HCC tissues in presence of bacteria. (A) Representative hematoxylin and eosin (H&E) staining images from different regions of HCC tumor tissues and adjacent normal tissues. Scale bar: 50 μm. (B, C) Culture-based assay of liver samples in tumor tissues (B) and adjacent normal tissues (C). BLAST results of 16S rRNA sequences of colonies selected from HCC tumor tissues. (D) Bacterial load in the tumor and non-tumor samples determined by quantitative PCR of the 16S rRNA gene. Data are presented as mean ± standard deviation (SD).

Fig. 2

Microbial diversity in the liver of patients with HCC. (A) Rarefaction curves of the four groups demonstrating saturation: Non-tumor (NT), mUICC stage I (I), mUICC stage II (II), and mUICC stage III (III). The x-axis represents the number of sampled sequences, and y-axis represents the observed amplicon sequencing variants (ASVs). (B) Alpha diversity boxplots are illustrated for the observed ASVs, Faith’s phylogenetic diversity (Faith’s PD), Shannon, and Pielou’s evenness indices. Data are presented as mean ± SD. Statistical analysis was conducted using a one-tailed Student’s t-test (*p < 0.05) compared to the NT group. (C) Principal coordinates analysis (PCoA) plots generated based on Bray–Curtis distances, Jaccard, weighted-UniFrac, and unweighted-UniFrac indices among samples of the four groups. No significant differences were observed among the groups as PERMANOVA.

Fig. 3

Phylogenetic profiles of the microbes at different HCC mUICC stages. Taxonomic composition of hepatic microbiota of patients with HCC at the phylum (A), family (B), and genus (C) levels; colors indicate the corresponding percentages of different taxa. The plots depict the relative abundance of two phyla (D), five families (E), and six genera (F), that exhibited statistically significant differences among the groups.

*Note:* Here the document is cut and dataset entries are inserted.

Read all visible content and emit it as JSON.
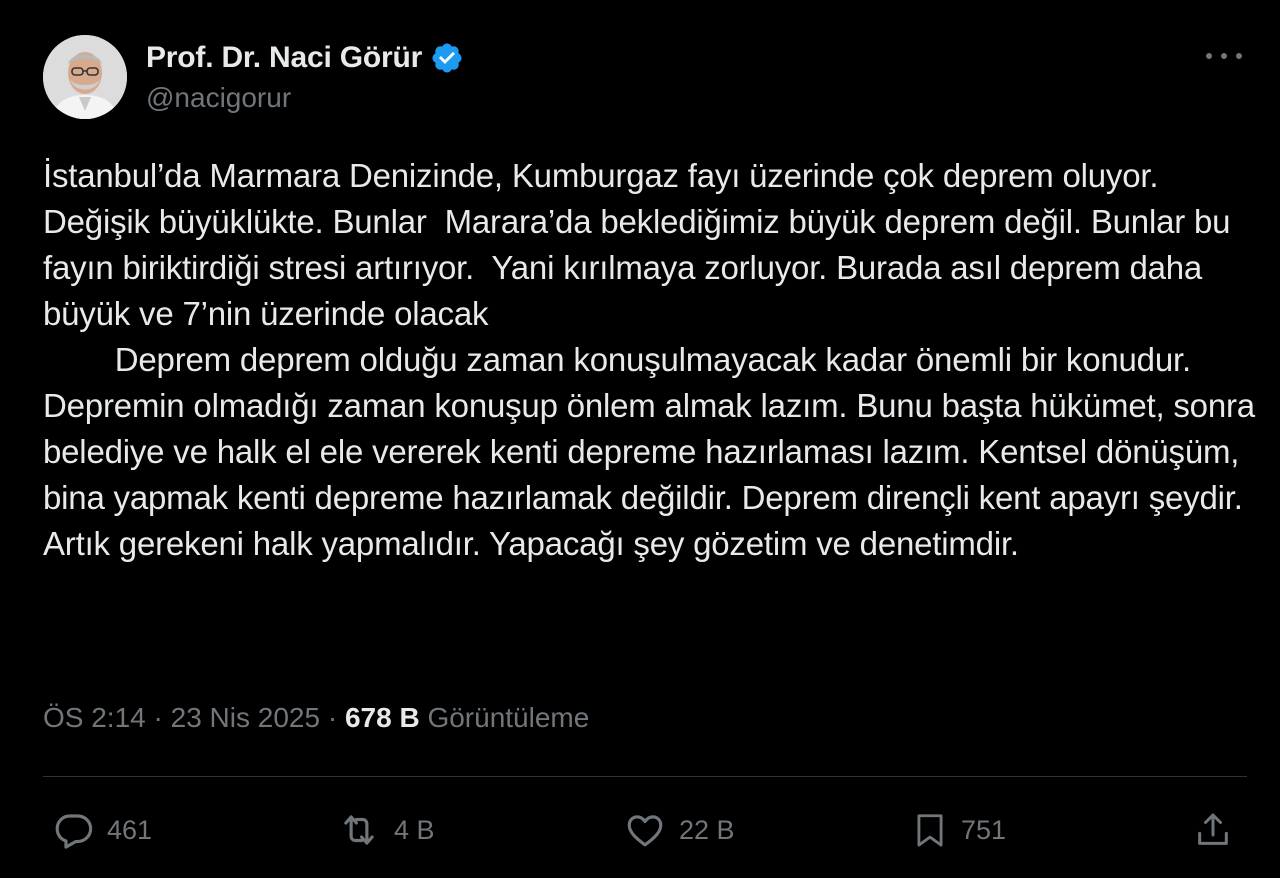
{
  "author": {
    "display_name": "Prof. Dr. Naci Görür",
    "handle": "@nacigorur",
    "verified_icon": "verified-badge-icon",
    "verified_color": "#1d9bf0"
  },
  "tweet": {
    "text": "İstanbul’da Marmara Denizinde, Kumburgaz fayı üzerinde çok deprem oluyor. Değişik büyüklükte. Bunlar  Marara’da beklediğimiz büyük deprem değil. Bunlar bu fayın biriktirdiği stresi artırıyor.  Yani kırılmaya zorluyor. Burada asıl deprem daha büyük ve 7’nin üzerinde olacak\n        Deprem deprem olduğu zaman konuşulmayacak kadar önemli bir konudur. Depremin olmadığı zaman konuşup önlem almak lazım. Bunu başta hükümet, sonra belediye ve halk el ele vererek kenti depreme hazırlaması lazım. Kentsel dönüşüm, bina yapmak kenti depreme hazırlamak değildir. Deprem dirençli kent apayrı şeydir. Artık gerekeni halk yapmalıdır. Yapacağı şey gözetim ve denetimdir."
  },
  "meta": {
    "time": "ÖS 2:14",
    "separator": " · ",
    "date": "23 Nis 2025",
    "views_count": "678 B",
    "views_label": "Görüntüleme"
  },
  "actions": {
    "replies": "461",
    "reposts": "4 B",
    "likes": "22 B",
    "bookmarks": "751"
  },
  "colors": {
    "background": "#000000",
    "text": "#e7e9ea",
    "secondary": "#71767b",
    "divider": "#2f3336"
  }
}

Statistical analysis was conducted using a one-tailed Student’s t-test (*p < 0.05, **p < 0.01) compared to the non-tumor group. uc, unclassified taxa; others, sum of the taxa with averages of less than 1% relative abundance; NT, Non-tumor group; I, mUICC stage I group; II, mUICC stage II group; III, mUICC stage III group.

Fig. 4

Differential composition in the hepatic microbiome across HCC mUICC stages. (A) Normalized heatmap of bacterial abundance at the species level in the Non-tumor, mUICC stage I, mUICC stage II, and mUICC stage III groups. (B) Linear discriminant analysis (LDA) score and p-value computed from differentially abundant bacteria among the groups at the species level, using the linear discriminant analysis effect size (LEfSe) algorithm. Statistical analysis was performed using LEfSe. Features with an LDA score > 2 were assessed, followed by Kruskal–Wallis test with a Wilcoxon test cut-off of p < 0.05 (*p < 0.05). (C) Relative abundance of significantly increased taxa in each group, followed by Kruskal–Wallis test with a Wilcoxon test cut-off of p < 0.05 (*p < 0.05). Values are expressed as mean ± SD. uc, unclassified taxa.

Fig. 5

Correlation between the hepatic microbiome and HCC progression. (A) Heatmap showing Spearman’s correlation coefficient of pairwise comparison based on bacterial abundance (at the species level) and clinical indices. (B) The corrplot illustrates statistically significant associations between the hepatic microbiota and clinical indices. Positive correlations are displayed in red, and negative correlations are in blue (the darker the color and the larger the graph, the more significant the correlation). The correlation results were considered statistically significant at *p < 0.05. AFP, alpha-fetoprotein; PIVKA-II, prothrombin-induced by vitamin K absence or antagonist-II; AST, aspartate aminotransferase; ALT, alanine aminotransferase; ALP, alkaline phosphatase; GGT, gamma-glutamyl peptidase.

Fig. 6

Predictive functional profiling of microbial communities in the liver tissues of patients with HCC. (A) Normalized heatmap of predicted KEGG pathways in HCC and adjacent normal tissues. N, Non-tumor group; T1, mUICC stage I; T2, mUICC stage II; T3, mUICC stage III. (B) Absolute value of Spearman’s correlation coefficient (|R|) between the hepatic microbial metabolic pathway, mUICC stage, and tumor size. The correlation results were deemed statistically significant at p < 0.05. Positive correlations are displayed in red, and negative correlations are in blue.